Hint: Consider all the information that we are given and look for the formulae connecting those aspects. The formula for $pH$ and the formula for ${{K}_{a}}$
\[pH=-\log [{{H}^{+}}]\]
\[{{K}_{a}}=\dfrac{[{{H}^{+}}][{{A}^{-}}]}{[HA]}\]
Where,
$[{{H}^{+}}]=$ concentration of protons
$[{{A}^{-}}]=$ concentration of anions
$[HA]=$ concentration of solution

Complete step by step solution:
To find the $pH$ of the acid with the given information, we will consider that it is a monoprotic acid and modify the equation for ${{K}_{a}}$ accordingly.
Consider,
\[{{K}_{a}}=\dfrac{[{{H}^{+}}][{{A}^{-}}]}{[HA]}\]
Since it is a monoprotic acid, the concentration of the cations and anions will be the same so we can write the equation as
\[{{K}_{a}}=\dfrac{{{[{{H}^{+}}]}^{2}}}{[HA]}\]
Solving the equation for $[{{H}^{+}}]$ , we get,
\[[{{H}^{+}}]=\sqrt{{{K}_{a}}\cdot [HA]}\]
Now putting the given values in this equation, we get $[{{H}^{+}}]$
\[[{{H}^{+}}]=\sqrt{(6.6\times {{10}^{-4}})\cdot (0.01)}\]
\[[{{H}^{+}}]=\sqrt{6.6\times {{10}^{-6}}}\]
\[[{{H}^{+}}]=2.57\times {{10}^{-3}}\]
Now putting this value in the formula,
\[pH=-\log [{{H}^{+}}]\]
\[pH=-\log (2.7\times {{10}^{-3}})\]
\[pH=2.57\]
Therefore, the answer to this question is C. 2.6, by rounding off.

Additional Information:
We are considering that the acid is a monoprotic acid since most acids show such behavior. Any diprotic or polyprotic behaviour is rarely shown since the energy required for that to happen is a lot. Hence, it is safe to assume that it is a monoprotic acid. If it is specifically mentioned in the problem that the given acid is not a monoprotic acid, then the formula for ${{K}_{a}}$ can be modified according to the requirements. The concentration of the $[{{H}^{+}}]$ ions can be twice or thrice than that of the anions.

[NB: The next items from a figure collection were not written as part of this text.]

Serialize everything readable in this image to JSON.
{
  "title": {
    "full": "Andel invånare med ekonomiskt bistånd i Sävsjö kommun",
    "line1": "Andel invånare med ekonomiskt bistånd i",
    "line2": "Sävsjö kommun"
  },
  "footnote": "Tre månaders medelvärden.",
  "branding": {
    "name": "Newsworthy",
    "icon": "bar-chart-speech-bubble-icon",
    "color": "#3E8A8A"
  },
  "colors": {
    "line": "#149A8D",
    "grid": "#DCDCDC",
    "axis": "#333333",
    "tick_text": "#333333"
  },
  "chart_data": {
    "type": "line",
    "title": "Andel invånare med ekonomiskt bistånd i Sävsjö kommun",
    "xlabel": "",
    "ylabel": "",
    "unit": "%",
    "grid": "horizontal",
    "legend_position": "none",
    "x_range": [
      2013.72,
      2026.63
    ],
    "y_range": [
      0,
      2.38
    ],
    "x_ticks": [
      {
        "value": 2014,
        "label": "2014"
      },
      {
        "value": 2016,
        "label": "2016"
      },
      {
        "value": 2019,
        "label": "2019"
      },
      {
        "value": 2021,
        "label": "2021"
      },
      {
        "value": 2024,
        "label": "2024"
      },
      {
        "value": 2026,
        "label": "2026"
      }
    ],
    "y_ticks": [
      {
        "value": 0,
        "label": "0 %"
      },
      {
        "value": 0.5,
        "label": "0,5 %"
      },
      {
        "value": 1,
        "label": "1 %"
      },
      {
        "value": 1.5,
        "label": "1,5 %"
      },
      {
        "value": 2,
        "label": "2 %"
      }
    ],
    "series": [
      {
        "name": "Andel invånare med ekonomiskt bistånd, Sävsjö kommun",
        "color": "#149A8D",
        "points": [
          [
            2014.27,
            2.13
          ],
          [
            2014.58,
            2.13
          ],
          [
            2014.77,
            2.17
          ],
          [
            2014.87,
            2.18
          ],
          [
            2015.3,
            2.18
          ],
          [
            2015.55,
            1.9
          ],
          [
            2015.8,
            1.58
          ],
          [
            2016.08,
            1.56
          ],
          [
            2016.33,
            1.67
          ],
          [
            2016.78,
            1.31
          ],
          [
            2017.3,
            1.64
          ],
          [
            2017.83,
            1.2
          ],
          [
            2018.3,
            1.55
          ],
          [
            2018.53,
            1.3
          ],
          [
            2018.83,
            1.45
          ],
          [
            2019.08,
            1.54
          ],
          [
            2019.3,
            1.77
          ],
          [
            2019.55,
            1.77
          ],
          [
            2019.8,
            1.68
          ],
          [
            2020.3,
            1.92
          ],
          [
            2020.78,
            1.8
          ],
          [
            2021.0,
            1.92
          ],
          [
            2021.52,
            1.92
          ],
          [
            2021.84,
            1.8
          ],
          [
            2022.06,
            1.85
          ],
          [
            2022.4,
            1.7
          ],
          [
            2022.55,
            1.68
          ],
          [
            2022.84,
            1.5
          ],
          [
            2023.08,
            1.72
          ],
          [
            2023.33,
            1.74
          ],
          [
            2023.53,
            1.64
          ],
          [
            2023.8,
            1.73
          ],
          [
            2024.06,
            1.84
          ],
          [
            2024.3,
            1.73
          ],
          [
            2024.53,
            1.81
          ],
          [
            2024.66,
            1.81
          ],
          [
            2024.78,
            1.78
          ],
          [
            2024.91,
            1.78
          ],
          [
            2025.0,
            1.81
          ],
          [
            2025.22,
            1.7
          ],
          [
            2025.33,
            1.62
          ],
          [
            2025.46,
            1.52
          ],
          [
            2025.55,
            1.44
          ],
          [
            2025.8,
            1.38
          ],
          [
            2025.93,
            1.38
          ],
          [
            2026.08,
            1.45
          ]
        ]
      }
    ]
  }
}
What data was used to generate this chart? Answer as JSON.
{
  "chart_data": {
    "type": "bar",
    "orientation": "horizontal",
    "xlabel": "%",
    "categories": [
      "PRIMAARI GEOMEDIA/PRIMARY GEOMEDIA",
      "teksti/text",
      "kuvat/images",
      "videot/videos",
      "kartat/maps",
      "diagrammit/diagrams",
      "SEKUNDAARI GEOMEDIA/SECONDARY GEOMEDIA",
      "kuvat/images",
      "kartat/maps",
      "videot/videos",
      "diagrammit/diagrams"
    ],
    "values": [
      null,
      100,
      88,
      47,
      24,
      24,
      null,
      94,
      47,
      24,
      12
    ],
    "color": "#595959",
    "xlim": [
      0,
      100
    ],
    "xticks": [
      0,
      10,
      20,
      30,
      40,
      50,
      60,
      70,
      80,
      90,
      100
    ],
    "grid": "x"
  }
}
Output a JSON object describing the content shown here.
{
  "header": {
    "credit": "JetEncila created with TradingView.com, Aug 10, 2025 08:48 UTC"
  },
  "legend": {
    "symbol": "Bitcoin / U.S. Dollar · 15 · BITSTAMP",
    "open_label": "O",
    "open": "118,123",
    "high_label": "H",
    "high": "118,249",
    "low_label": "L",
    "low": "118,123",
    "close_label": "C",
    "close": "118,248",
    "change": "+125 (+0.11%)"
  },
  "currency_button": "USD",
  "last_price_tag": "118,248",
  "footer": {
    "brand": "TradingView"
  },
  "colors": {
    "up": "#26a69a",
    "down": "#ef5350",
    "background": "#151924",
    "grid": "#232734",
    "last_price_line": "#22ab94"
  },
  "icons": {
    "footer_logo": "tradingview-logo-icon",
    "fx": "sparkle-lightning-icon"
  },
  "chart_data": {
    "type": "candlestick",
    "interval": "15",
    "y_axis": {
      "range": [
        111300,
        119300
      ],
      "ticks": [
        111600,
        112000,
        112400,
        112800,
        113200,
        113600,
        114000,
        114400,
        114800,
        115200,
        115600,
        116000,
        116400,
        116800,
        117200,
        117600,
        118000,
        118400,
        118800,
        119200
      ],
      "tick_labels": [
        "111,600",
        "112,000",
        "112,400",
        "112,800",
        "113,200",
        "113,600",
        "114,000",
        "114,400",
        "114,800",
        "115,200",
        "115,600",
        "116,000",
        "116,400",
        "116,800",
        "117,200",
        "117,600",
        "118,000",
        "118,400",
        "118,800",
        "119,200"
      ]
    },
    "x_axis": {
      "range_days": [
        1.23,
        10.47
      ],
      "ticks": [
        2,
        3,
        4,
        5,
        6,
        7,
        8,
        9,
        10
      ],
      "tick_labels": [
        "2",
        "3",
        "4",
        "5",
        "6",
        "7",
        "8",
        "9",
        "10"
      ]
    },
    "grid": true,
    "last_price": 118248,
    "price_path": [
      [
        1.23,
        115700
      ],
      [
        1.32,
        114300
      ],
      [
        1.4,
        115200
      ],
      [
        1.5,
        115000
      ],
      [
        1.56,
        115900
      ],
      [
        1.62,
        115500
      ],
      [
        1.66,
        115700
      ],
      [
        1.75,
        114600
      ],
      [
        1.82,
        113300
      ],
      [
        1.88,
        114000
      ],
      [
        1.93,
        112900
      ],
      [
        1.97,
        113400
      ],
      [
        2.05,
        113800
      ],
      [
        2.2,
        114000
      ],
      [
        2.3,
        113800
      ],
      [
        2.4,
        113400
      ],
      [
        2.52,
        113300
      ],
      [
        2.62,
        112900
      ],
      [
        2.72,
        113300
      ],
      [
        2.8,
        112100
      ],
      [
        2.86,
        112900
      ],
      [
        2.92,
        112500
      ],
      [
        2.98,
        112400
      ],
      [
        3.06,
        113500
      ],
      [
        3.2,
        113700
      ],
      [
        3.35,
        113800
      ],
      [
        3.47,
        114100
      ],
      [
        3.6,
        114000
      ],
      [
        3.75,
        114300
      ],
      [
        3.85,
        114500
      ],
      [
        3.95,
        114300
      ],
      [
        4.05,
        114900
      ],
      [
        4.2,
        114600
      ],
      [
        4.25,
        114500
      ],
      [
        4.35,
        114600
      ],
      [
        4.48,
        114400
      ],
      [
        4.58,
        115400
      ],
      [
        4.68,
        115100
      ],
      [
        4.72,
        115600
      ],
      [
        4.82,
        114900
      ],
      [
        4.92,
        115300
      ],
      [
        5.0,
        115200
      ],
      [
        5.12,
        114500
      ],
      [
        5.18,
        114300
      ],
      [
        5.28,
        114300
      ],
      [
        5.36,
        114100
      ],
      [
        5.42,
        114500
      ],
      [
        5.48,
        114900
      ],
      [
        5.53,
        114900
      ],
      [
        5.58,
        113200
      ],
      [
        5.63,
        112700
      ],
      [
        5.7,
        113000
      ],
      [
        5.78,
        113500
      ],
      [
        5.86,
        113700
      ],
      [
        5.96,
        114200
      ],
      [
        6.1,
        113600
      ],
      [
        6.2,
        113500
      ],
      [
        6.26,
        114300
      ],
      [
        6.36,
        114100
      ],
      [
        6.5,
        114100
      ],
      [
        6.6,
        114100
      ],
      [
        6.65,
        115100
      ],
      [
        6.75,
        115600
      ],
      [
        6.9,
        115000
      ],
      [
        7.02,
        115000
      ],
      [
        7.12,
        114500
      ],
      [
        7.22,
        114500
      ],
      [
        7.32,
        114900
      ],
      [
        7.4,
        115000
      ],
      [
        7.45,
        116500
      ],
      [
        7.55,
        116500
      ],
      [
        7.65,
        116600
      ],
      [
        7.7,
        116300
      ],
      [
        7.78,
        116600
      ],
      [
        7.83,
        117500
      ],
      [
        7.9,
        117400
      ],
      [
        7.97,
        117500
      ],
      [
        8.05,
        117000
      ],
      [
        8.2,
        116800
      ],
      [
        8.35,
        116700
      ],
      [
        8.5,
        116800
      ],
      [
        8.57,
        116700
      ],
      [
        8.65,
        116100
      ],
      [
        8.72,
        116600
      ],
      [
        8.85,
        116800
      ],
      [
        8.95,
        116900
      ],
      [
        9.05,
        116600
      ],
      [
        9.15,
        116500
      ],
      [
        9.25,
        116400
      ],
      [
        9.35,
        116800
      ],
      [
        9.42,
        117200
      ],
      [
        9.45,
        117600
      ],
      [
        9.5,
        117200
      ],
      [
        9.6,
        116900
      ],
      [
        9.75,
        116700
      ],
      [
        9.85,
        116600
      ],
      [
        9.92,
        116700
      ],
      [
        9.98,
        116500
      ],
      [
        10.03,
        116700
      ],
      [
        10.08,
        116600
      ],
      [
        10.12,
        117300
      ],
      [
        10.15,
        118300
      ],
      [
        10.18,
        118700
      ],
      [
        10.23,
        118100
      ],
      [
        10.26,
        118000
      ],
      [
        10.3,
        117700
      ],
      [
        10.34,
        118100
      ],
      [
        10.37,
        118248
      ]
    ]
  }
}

Note: The key step here is to link both the formulae together and to assume that it is a monoprotic acid. We will not be able to solve the problem if we do not assume this.
Finding the $pH$ is possible even when the ${{K}_{b}}$ of the compound is given. Just use the formulae
\[{{K}_{b}}=\dfrac{[{{B}^{+}}][O{{H}^{-}}}{[BOH]}\],
\[pOH=-\log [O{{H}^{-}}]\], and
\[pH=14-pOH\]
Rearrange these formulae as required and the $pH$ can be calculated.